--%>

Explain the polymers and its types.

Polymers are the chief products of modern chemical industry which form the backbone of present society. Daily life without the discovery and varied applications of polymers would not have been easier and colourful. The materials made of polymers find multifarious uses and applications in all walks of our life. They have influenced our day to day life to such an extent that it is impossible to get through the day without using a material based on polymers. Common examples of these include plastic dishes, cups, non-stick. Pans, automobile tyres and seat covers, plastic bags, rain coats, plastic pipes and fitting radio, TV and computer cabinets; wide range of synthetic fibres for clothing, synthetic glues, flooring materials and materials for biomedical and surgical operations. 

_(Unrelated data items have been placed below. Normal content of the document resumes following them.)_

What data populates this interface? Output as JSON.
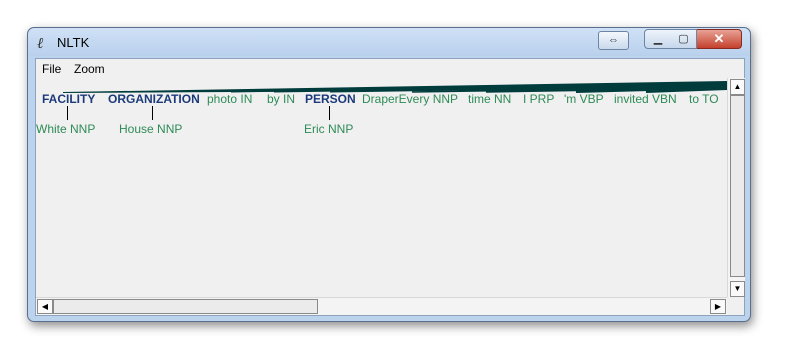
{
  "window": {
    "title": "NLTK"
  },
  "menubar": {
    "items": [
      "File",
      "Zoom"
    ]
  },
  "tree": {
    "top_row": [
      {
        "text": "FACILITY",
        "kind": "node"
      },
      {
        "text": "ORGANIZATION",
        "kind": "node"
      },
      {
        "text": "photo IN",
        "kind": "leaf"
      },
      {
        "text": "by IN",
        "kind": "leaf"
      },
      {
        "text": "PERSON",
        "kind": "node"
      },
      {
        "text": "DraperEvery NNP",
        "kind": "leaf"
      },
      {
        "text": "time NN",
        "kind": "leaf"
      },
      {
        "text": "I PRP",
        "kind": "leaf"
      },
      {
        "text": "'m VBP",
        "kind": "leaf"
      },
      {
        "text": "invited VBN",
        "kind": "leaf"
      },
      {
        "text": "to TO",
        "kind": "leaf"
      }
    ],
    "children": [
      {
        "text": "White NNP"
      },
      {
        "text": "House NNP"
      },
      {
        "text": "Eric NNP"
      }
    ]
  },
  "colors": {
    "node": "#1c3a7a",
    "leaf": "#2e8b57",
    "edge": "#003c3c"
  }
}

Word polymer means "many parts" (Greek: poly means many and merors means parts). A polymer is a compound of high molecular mass created by the mixture of large number of small molecules. The small molecules which comprise the repeating units in a polymer are known as monomer units. The process by which the monomers are transformed into polymer is called polymerization. For example, polyethylene is a polymer which is obtained by the polymerization of ethylene. The ethylene molecules are referred to as monomer units.
1000_Polymers.png 
As polymers are single and giant molecules, i.e. big size molecules, they are also known as macromolecules.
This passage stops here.